Link opens on a rooftop, where something inhuman and murderous, something we don’t see, is hiding out in the shadows, pigeon bones strewn around nearby. Right after that mood-setting opening title sequence, we move right into the main premise, which is this: The genuinely wonderful Elisabeth Shue plays an American college student living abroad in England (where the movie was made), who is hired by an eccentric professor (Superman 2’s Terence Stamp, who is also genuinely wonderful) to help his lab for the summer. The lab is located a small summer home, which is situated on a cliff high above the coast, with a seaside view, and it’s there that the professor studies the behavioral patterns of a group of super-smart chimpanzees. The smartest of the bunch is a fellow named Link, who wears butler clothes and roams about the house freely.
While you allow that to sink in, let me hit you with the fact that the chimps are in fact played by orangutans whose naturally orange fur has been dyed black (or at least a sickly shade of brown.) That’s right, in the same calendar year as the wildly inappropriate Soul Man, the movies foisted a similar questionable cosmetic decision upon innocent ape actors. Even if he made the wrong one, at least C. Thomas Howell had a choice. Is it more wrong for me to notice, or for an entire film crew to assume that no one would?
Meanwhile, back in the movie, Professor Stamp abruptly disappears halfway through the story. An increasingly suspicious Elisabeth Shue tries to find out where he went, while trying to run his lab in his absence. Link and the others may or may not be able to help or hinder.
That’s it. That’s the story. In as many words, I’m telling you that Link is a movie where, for a significant amount of its running time, the only living beings onscreen are Elisabeth Shue and a small group of super-smart chimpanzees (orangutans). If you’re even remotely like me, there can’t be any more encouraging cinematic prospect. And I can’t pretend to get all sophisticated about it – generally, that’s enough. Whatever else Piranha 3D proved, it proved that Elisabeth Shue is still incredibly cute (and should be a much bigger star), but Link has her at 23. It’s pretty good stuff. And then there are the chimpanzees (orangutans).
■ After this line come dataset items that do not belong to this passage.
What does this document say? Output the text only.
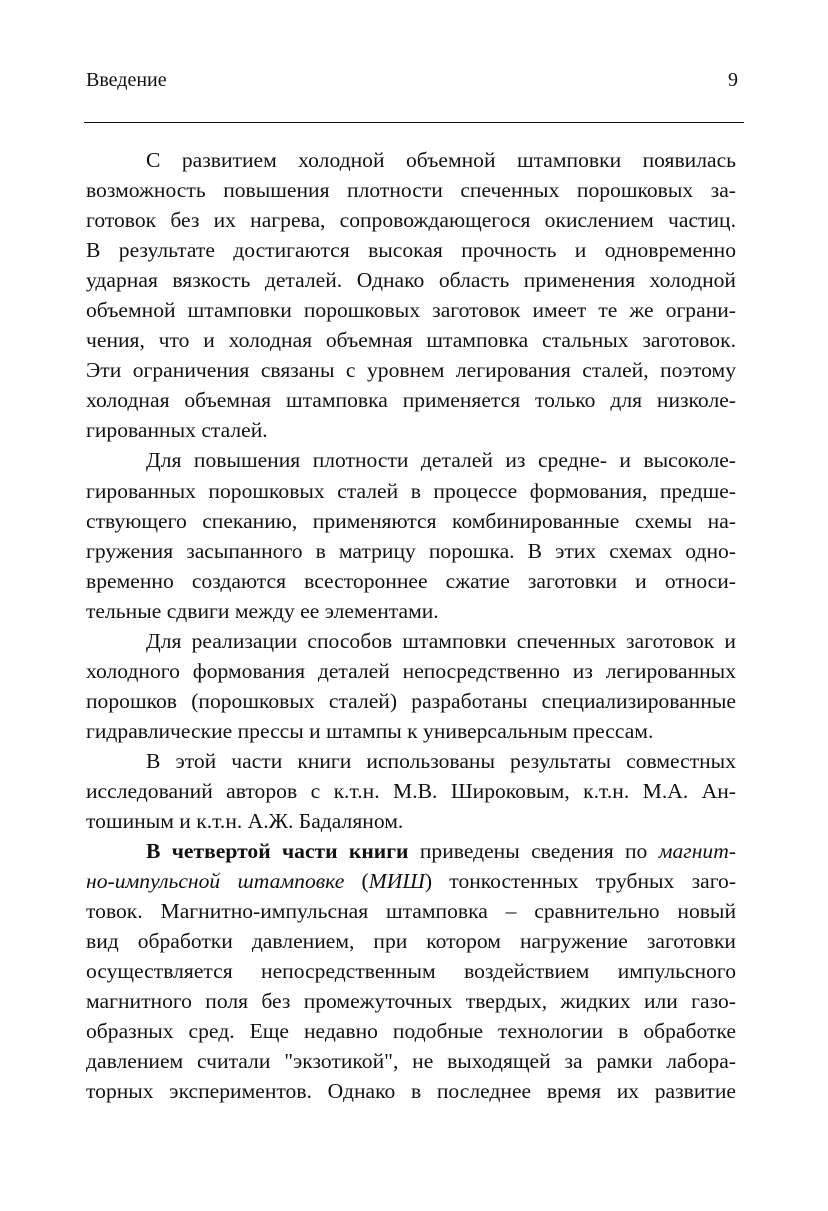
Введение	9
С развитием холодной объемной штамповки появилась
возможность повышения плотности спеченных порошковых за-
готовок без их нагрева, сопровождающегося окислением частиц.
В результате достигаются высокая прочность и одновременно
ударная вязкость деталей. Однако область применения холодной
объемной штамповки порошковых заготовок имеет те же ограни-
чения, что и холодная объемная штамповка стальных заготовок.
Эти ограничения связаны с уровнем легирования сталей, поэтому
холодная объемная штамповка применяется только для низколе-
гированных сталей.
Для повышения плотности деталей из средне- и высоколе-
гированных порошковых сталей в процессе формования, предше-
ствующего спеканию, применяются комбинированные схемы на-
гружения засыпанного в матрицу порошка. В этих схемах одно-
временно создаются всестороннее сжатие заготовки и относи-
тельные сдвиги между ее элементами.
Для реализации способов штамповки спеченных заготовок и
холодного формования деталей непосредственно из легированных
порошков (порошковых сталей) разработаны специализированные
гидравлические прессы и штампы к универсальным прессам.
В этой части книги использованы результаты совместных
исследований авторов с к.т.н. М.В. Широковым, к.т.н. М.А. Ан-
тошиным и к.т.н. А.Ж. Бадаляном.
В четвертой части книги приведены сведения по магнит-
но-импульсной штамповке (МИШ) тонкостенных трубных заго-
товок. Магнитно-импульсная штамповка – сравнительно новый
вид обработки давлением, при котором нагружение заготовки
осуществляется непосредственным воздействием импульсного
магнитного поля без промежуточных твердых, жидких или газо-
образных сред. Еще недавно подобные технологии в обработке
давлением считали "экзотикой", не выходящей за рамки лабора-
торных экспериментов. Однако в последнее время их развитие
Link isn’t a lost great movie, not by a long shot. It was directed by Richard Franklin, who apparently was a protégée of Alfred Hitchcock. He’s the guy who directed Psycho 2. (Yeah, it’s not just you, I forgot they made sequels to that movie too.) Link has a bizarre, unnatural rhythm that seems to be primarily due to some ill-considered pacing, but it could also have a lot to do with the fact that it’s a would-be suspenseful movie that relies heavily on animal actors. That means that a human character will speak a line of dialogue, and then have to wait for the trained orang’s reaction. That all happens in real time on film.
Link also has a weirdly jaunty score for a movie that intends to make chimps in dinner jackets appear ominous. I was surprised to see that the legendary Jerry Goldsmith supplied the music – you’d think that the guy who scored Alien, The Omen, Poltergeist, and even Gremlins could have come up with some spookier tunage, but then again it must have been a tough assignment from the outset.
I realize that I may not be selling this movie as a fun late-night choice. There are other things you need to know. There’s a scene where a perverted chimp (orangutan) stares at Elisabeth Shue as she prepares to take a bath. There’s a climactic exploding cigar scene. I’m pretty sure that there are a couple scenes where little people in ape costumes double for the ape actors. These are all moments that make me glad that I witnessed this movie.
A year later, Hollywood provided an answer to Link with Project X, where the chimps were heroes. According to Wikipedia, however, Project X was besieged by claims of animal cruelty. Link wasn’t, as far as I can tell. So it’s got that going for it, which is nice.